5. If a Multi-Reader Multi-Case (MRMC) Comparative Effectiveness Study Was Done, and Effect Size:
No, an MRMC comparative effectiveness study was not done. This device is an in vitro diagnostic test that provides qualitative detection of pathogens. Its performance is evaluated based on its agreement (sensitivity and specificity) with established reference methods, not on how it assists human readers in interpreting images or making diagnoses. Therefore, there is no discussion of human reader improvement with or without AI assistance.
6. If a Standalone (Algorithm Only Without Human-in-the Loop Performance) Was Done:
Yes, the studies are standalone performance evaluations of the BioCode GPP diagnostic test.
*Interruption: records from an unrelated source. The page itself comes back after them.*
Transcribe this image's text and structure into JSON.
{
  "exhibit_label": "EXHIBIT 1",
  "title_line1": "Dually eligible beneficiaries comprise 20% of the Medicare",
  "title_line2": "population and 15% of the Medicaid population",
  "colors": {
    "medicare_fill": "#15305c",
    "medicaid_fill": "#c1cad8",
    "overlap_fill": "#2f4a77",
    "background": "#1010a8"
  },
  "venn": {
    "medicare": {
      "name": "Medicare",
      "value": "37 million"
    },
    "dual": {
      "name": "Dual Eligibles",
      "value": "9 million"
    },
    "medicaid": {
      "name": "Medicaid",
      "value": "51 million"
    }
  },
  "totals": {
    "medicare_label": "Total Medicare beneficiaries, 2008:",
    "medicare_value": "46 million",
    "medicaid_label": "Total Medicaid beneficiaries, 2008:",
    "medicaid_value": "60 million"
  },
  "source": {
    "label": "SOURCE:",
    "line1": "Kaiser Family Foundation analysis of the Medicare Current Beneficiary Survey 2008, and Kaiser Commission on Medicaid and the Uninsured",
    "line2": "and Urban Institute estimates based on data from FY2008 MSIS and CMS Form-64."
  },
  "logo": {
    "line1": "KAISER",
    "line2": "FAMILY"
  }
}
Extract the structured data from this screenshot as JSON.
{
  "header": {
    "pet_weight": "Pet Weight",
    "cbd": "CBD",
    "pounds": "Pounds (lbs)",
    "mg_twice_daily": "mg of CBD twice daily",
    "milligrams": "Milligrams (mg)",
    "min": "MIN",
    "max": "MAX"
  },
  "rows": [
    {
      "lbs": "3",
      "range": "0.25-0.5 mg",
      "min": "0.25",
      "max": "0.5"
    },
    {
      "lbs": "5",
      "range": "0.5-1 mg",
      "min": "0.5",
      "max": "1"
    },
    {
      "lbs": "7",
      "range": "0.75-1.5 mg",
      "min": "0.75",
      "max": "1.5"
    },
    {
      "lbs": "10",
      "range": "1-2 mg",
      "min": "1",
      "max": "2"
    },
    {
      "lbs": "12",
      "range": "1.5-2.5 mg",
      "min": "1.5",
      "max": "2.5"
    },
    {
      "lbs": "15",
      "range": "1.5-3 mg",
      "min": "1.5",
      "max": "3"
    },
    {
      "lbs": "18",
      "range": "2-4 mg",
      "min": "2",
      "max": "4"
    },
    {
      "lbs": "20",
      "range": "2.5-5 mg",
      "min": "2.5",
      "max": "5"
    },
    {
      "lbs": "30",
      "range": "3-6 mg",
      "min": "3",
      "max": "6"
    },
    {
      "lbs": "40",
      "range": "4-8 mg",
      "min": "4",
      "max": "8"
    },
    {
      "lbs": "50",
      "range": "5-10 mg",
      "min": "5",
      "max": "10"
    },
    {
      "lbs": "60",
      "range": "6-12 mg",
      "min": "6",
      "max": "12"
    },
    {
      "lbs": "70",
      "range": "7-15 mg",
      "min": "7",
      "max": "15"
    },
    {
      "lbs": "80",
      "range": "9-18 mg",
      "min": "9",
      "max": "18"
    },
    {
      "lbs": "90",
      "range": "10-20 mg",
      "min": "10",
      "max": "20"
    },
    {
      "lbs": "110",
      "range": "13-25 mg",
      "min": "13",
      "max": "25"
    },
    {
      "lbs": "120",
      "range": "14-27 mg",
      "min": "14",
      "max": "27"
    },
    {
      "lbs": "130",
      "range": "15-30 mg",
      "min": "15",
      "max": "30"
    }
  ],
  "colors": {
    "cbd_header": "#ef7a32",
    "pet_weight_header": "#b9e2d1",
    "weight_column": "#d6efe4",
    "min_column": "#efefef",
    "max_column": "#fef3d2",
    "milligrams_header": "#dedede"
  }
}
The device itself is an automated system that performs nucleic acid extraction, amplification, detection, and decoding to provide qualitative results. The "Clinical Performance" and "Analytical Performance" sections directly assess the accuracy of the device's output against reference methods. There is no human-in-the-loop component in the direct operation or interpretation of the assay results in the way it would apply to, for example, an AI-powered image analysis tool. The results are interpreted by the MDx 3000 system.
7. The Type of Ground Truth Used:
The ground truth for the clinical studies was established using reference laboratory methods, including:
- Culture: For Campylobacter (C. jejuni, C. coli), Escherichia coli (E. coli) 0157, Salmonella, Shigella, Vibrio spp., Yersinia enterocolitica.
- FDA cleared NAT (Nucleic Acid Test): For Clostridium difficile toxin A/B.
- PCR/sequencing: For Adenovirus 40/41, Cryptosporidium (C. parvum, C. hominis), Entamoeba histolytica, Enteropathogenic E. coli (EPEC), Enterotoxigenic E. coli (ETEC) LT/ST, Enteroaggregative E. coli (EAEC), Giardia lamblia /intestinalis, Norovirus GI/GII, Rotavirus A.
- Enrichment culture/cleared antigen test: For Shiga-like Toxin producing E. coli (STEC) stx1/stx2.
Some ground truth for less common organisms (Entamoeba histolytica, Giardia lamblia, Yersinia enterocolitica and Vibrio) was established with contrived clinical specimens, where the pathogen presence and concentration are precisely known.
8. The Sample Size for the Training Set:
The document does not explicitly mention a "training set" in the context of machine learning for an AI device. This is a molecular diagnostic assay, not an AI/ML algorithm that requires training data in the typical sense. The studies presented are primarily for validation and verification of the device's performance. The "K180041 BioCode GPP clearance" mentioned as the source of archived samples suggests previous validation, but that wouldn't necessarily be considered a "training set" for the current device.
9. How the Ground Truth for the Training Set Was Established:
Since there is no explicit "training set" for an AI/ML algorithm mentioned, this question is not directly applicable. The performance is validated against clinical and analytical studies using reference methods as described in point 7.